Summarising Data Graphically
Data has an unfortunate habit of arriving in an inconvenient layout, or with items missing. Often you can use a tool such as Excel to do some basic summarising and tabulation, but if all you need is to group data into categories, GraPL has some simple tools to help.
A typical example of a problem datasheet might be:
Here we have a typical ‘database’ format where there are regions and months, with zero or more entries for each region/month combination. We would like to make a barchart of the total sales for each month, by region, so we could use Excel here to make a CrossTab, or we could use the grouping capabilities of GraPL to do the same job.

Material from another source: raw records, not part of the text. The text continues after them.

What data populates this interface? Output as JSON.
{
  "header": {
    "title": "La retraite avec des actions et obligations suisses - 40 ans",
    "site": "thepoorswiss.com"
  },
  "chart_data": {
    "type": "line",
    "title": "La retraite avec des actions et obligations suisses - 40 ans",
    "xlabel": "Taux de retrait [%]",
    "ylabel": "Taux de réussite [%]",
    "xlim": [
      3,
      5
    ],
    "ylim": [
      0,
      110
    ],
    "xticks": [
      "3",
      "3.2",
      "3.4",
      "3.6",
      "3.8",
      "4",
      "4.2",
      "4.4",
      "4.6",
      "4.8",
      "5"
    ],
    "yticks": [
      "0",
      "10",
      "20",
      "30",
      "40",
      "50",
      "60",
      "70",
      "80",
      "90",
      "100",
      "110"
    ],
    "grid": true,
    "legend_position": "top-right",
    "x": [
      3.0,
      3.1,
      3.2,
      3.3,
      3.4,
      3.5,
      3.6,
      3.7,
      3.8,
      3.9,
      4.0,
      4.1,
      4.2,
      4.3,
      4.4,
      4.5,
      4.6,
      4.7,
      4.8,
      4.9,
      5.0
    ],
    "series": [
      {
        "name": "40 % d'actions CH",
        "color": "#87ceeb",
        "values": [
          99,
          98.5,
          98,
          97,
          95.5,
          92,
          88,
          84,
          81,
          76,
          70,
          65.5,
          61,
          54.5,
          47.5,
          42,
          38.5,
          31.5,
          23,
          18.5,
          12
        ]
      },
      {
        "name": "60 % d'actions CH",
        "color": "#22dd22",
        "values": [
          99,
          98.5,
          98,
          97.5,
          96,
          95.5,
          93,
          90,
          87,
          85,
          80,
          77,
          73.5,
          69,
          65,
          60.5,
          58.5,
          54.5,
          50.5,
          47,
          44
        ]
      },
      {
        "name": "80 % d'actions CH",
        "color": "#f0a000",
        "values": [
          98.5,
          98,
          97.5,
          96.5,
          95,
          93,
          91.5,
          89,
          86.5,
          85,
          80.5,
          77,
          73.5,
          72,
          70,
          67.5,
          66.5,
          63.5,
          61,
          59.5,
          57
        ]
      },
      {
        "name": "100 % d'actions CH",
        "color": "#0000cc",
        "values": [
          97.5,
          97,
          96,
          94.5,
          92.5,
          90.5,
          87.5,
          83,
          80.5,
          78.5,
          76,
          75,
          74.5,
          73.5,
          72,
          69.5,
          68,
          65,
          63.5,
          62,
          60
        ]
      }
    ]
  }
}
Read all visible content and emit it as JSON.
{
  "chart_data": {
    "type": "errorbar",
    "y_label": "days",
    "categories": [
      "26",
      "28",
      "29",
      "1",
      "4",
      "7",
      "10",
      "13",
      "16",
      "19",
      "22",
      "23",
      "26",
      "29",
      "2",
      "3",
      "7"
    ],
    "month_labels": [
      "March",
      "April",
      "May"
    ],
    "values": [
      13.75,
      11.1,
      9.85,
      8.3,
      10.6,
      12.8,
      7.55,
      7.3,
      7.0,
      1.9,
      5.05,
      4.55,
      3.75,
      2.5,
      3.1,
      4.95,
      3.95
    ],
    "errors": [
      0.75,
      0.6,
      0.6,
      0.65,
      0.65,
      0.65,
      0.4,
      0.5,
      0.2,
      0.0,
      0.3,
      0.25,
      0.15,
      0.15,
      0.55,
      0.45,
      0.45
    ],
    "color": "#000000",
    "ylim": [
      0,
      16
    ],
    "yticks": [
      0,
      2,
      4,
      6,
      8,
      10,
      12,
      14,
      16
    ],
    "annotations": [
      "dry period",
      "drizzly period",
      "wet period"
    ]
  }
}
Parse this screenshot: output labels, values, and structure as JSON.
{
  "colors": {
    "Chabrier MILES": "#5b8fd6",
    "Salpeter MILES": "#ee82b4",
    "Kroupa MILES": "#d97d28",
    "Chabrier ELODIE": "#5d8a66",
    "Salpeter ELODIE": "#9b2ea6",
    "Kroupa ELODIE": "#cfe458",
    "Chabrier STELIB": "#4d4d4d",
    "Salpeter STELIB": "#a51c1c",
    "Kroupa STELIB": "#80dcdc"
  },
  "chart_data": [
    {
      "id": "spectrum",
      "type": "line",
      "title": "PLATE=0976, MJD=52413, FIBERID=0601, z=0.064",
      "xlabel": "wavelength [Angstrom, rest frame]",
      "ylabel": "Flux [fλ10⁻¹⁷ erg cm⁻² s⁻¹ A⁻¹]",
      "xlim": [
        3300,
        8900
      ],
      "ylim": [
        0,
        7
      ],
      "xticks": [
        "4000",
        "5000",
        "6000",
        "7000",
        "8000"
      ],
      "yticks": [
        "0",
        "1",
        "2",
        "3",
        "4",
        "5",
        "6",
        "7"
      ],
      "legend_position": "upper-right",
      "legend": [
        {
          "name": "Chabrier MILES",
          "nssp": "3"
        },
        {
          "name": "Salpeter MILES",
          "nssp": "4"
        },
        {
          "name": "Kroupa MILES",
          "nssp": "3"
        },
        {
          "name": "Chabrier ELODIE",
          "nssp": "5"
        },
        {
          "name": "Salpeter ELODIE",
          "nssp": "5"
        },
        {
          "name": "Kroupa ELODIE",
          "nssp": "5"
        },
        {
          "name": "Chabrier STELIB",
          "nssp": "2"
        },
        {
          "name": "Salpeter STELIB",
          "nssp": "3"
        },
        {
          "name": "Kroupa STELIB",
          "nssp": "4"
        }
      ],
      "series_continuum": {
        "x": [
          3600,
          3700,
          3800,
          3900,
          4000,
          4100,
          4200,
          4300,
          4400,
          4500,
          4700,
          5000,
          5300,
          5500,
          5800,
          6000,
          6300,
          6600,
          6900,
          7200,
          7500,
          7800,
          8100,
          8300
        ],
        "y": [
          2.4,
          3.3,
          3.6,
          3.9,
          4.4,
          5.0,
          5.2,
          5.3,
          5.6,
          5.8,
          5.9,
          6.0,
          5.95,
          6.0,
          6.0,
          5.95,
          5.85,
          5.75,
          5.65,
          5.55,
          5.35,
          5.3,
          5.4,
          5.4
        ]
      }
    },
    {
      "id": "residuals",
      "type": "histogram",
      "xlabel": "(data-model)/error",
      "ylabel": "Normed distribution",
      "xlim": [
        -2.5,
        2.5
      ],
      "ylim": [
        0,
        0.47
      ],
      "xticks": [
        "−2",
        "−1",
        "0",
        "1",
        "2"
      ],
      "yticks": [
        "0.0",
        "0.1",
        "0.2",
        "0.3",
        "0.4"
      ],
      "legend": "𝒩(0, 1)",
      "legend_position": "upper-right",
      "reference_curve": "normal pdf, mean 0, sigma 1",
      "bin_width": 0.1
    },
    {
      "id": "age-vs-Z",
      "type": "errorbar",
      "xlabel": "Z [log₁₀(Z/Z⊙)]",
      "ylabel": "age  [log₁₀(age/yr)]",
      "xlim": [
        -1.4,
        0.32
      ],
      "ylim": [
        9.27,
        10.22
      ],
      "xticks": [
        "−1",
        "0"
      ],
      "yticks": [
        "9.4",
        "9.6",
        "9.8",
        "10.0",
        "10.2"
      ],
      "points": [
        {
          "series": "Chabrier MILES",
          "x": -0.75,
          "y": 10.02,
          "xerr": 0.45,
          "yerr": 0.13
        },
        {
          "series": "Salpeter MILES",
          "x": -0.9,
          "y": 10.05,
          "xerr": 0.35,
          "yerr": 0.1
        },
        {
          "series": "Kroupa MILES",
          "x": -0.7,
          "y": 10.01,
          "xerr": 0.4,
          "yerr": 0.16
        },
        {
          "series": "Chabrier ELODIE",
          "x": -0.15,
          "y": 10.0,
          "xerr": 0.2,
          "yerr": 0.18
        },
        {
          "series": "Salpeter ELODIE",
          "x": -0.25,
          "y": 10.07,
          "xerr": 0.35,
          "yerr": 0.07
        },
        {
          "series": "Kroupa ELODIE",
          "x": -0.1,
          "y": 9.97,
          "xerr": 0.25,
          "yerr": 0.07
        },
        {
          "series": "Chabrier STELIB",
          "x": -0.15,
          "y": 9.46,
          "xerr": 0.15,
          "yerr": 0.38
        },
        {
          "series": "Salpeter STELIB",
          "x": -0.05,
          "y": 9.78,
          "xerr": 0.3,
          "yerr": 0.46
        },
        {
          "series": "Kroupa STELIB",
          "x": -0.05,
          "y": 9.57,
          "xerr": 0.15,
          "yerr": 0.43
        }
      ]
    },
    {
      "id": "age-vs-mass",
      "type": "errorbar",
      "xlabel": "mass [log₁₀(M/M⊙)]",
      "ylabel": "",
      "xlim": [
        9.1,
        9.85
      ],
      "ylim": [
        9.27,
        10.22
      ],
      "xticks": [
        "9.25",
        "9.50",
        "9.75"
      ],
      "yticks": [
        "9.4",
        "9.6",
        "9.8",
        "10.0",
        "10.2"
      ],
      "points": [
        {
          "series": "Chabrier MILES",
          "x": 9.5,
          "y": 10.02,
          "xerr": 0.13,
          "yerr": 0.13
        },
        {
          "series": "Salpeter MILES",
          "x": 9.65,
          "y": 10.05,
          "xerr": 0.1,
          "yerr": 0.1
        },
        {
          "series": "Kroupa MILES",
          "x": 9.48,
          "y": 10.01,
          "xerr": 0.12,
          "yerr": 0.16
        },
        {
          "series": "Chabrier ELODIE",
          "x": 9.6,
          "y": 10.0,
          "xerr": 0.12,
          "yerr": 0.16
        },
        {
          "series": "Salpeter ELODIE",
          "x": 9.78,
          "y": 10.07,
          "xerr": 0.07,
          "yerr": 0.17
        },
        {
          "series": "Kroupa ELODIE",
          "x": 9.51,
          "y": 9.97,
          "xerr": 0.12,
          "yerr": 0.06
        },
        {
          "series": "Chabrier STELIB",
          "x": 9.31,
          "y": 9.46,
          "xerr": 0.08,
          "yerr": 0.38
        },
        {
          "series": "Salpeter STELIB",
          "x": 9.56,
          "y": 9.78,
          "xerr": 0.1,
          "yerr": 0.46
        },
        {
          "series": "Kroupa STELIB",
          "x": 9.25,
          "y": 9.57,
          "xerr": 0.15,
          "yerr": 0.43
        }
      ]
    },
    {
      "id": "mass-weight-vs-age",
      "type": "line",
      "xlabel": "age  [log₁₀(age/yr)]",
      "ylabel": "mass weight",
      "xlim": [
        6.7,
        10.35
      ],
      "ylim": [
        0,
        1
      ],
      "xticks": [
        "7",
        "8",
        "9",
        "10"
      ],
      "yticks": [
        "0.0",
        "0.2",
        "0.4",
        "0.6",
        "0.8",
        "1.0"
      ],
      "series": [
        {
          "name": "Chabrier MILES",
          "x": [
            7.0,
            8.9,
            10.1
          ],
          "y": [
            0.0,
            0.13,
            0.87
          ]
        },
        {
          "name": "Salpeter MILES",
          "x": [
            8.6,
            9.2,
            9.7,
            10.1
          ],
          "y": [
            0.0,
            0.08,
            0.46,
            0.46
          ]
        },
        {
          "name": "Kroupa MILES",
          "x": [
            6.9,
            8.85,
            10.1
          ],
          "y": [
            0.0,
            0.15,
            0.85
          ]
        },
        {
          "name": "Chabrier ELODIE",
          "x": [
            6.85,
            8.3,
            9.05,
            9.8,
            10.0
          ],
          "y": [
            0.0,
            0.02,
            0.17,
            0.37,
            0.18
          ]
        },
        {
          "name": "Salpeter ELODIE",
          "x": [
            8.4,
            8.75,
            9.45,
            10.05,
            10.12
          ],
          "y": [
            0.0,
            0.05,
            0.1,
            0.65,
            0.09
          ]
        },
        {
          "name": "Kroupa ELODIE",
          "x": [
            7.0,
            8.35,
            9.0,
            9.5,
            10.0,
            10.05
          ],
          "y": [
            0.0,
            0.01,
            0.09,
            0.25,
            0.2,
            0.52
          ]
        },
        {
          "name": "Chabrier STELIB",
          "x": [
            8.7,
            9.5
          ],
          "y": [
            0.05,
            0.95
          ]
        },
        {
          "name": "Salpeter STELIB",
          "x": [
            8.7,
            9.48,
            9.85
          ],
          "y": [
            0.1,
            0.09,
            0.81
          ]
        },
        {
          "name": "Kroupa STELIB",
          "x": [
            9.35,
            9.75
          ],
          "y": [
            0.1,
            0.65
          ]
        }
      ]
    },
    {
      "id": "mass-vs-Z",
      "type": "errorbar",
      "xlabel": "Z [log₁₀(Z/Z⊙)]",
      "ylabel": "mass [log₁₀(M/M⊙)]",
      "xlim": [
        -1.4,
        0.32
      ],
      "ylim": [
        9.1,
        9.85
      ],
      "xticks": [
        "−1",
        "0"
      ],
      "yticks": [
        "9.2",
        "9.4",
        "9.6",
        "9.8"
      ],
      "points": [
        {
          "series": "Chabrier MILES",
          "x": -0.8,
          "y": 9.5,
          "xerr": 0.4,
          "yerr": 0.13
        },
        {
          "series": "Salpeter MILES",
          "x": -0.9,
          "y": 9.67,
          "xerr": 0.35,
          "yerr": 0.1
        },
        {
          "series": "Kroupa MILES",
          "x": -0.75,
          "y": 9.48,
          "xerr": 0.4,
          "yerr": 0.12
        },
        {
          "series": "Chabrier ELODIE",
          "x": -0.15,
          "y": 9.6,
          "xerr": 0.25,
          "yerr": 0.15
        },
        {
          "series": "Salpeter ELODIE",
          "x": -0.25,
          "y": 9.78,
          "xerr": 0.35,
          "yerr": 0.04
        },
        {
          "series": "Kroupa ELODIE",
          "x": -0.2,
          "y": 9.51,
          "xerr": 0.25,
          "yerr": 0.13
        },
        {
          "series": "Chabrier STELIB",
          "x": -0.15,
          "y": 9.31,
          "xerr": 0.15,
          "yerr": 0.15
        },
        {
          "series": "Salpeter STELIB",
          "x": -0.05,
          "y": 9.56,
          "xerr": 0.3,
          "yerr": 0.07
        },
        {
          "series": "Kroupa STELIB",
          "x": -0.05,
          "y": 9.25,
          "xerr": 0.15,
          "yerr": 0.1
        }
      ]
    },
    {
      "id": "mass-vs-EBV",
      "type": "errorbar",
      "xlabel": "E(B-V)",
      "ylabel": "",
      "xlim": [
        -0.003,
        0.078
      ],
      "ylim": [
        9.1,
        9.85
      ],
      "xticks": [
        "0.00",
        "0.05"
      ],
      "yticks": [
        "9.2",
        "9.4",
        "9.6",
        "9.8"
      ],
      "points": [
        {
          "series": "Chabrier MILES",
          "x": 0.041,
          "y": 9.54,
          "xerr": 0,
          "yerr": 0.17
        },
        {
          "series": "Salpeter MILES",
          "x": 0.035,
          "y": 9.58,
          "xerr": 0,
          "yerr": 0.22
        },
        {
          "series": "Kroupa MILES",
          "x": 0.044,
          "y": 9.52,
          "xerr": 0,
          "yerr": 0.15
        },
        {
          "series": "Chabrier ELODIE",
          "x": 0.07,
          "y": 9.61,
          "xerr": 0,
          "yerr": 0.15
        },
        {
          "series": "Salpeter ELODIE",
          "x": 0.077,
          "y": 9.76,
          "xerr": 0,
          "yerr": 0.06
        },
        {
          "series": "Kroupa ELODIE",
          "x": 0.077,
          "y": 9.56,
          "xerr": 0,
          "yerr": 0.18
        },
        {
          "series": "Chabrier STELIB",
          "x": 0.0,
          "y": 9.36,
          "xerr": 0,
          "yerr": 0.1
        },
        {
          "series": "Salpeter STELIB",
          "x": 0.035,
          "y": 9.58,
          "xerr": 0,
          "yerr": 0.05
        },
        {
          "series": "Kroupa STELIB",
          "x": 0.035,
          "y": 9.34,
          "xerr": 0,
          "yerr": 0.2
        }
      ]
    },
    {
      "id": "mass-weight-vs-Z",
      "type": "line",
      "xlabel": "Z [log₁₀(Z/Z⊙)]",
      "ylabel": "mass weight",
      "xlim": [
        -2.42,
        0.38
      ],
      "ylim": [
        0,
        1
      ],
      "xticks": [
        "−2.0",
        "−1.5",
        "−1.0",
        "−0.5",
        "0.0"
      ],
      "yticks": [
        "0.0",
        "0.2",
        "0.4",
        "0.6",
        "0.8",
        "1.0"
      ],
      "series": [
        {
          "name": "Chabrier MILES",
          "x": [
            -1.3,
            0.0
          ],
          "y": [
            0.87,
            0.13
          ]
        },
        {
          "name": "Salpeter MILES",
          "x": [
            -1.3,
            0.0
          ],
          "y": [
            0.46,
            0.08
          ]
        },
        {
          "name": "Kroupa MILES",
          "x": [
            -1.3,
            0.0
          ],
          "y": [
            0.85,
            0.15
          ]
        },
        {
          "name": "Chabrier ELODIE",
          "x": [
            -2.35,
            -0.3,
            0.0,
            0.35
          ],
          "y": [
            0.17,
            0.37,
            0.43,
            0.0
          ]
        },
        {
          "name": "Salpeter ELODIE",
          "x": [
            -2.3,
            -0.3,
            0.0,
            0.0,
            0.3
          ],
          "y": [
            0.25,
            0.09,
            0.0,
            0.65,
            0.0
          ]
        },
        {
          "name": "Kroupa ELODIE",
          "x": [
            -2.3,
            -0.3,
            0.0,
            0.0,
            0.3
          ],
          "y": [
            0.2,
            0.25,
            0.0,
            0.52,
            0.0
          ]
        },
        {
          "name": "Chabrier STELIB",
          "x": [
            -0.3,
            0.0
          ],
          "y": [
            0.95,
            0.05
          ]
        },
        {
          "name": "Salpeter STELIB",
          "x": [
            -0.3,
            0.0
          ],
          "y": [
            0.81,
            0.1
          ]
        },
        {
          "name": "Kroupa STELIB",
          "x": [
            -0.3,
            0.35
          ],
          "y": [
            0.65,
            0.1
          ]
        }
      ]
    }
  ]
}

A first attempt would be to group the sales by month, and categorise by region – to add the necessary properties to a simple barchart you need to bring up the Properties tab and drag over the Group by and Categorise by properties.
Here is what we get:
If you compare the chart with the data, you can see what GraPL has done with the categories and groups. Because there was no extra information on the months, GraPL has simply taken the unique values of the Mon column from the data and used these as the collection buckets for the sales totals. This approach might be OK if you were simply investigating data looking for patterns, but in this case it has two problems:
- we really want the months in the ‘right’ order, regardless of the ordering in the data
- we should leave gaps for months where there is no data in the table
To achieve this, we must add a ‘Group into’ property to pre-define the bins into which the data will be summed. The easy way to do this is to add another data table, which simply has the month codes in the right order:
... then we can use the month ids from here to force the totalling to do what we want:
In this final version, I have added an X-style of ‘Between,Labmid’ which improves the readability of the bars, and also included my GraPL user name and the date in a footnote. This assumes I was happy with the categories – if we really had three regions (say East, South, North, in this order) I would need to add a ‘Categorise into’ item in just the same way so that East would be added to the key and the bars would group in threes, even though the East made no sales in this period!
Other forms of summary
As you can see, the default action when summarising data is simply to total the items. However there are some other possibilities here – add a ‘Group function’ property and check its ‘...’ button to see the possibilities:
For example you can count the number of entries in each category, which is often what you need when analysing census or questionnaire data.
If you need to make several charts from a summary of a large body of data, you might consider using the Summarise and CrossTab calculations to perform the same operations, but storing the aggregated numbers in a new datasheet to save working them out each time.
|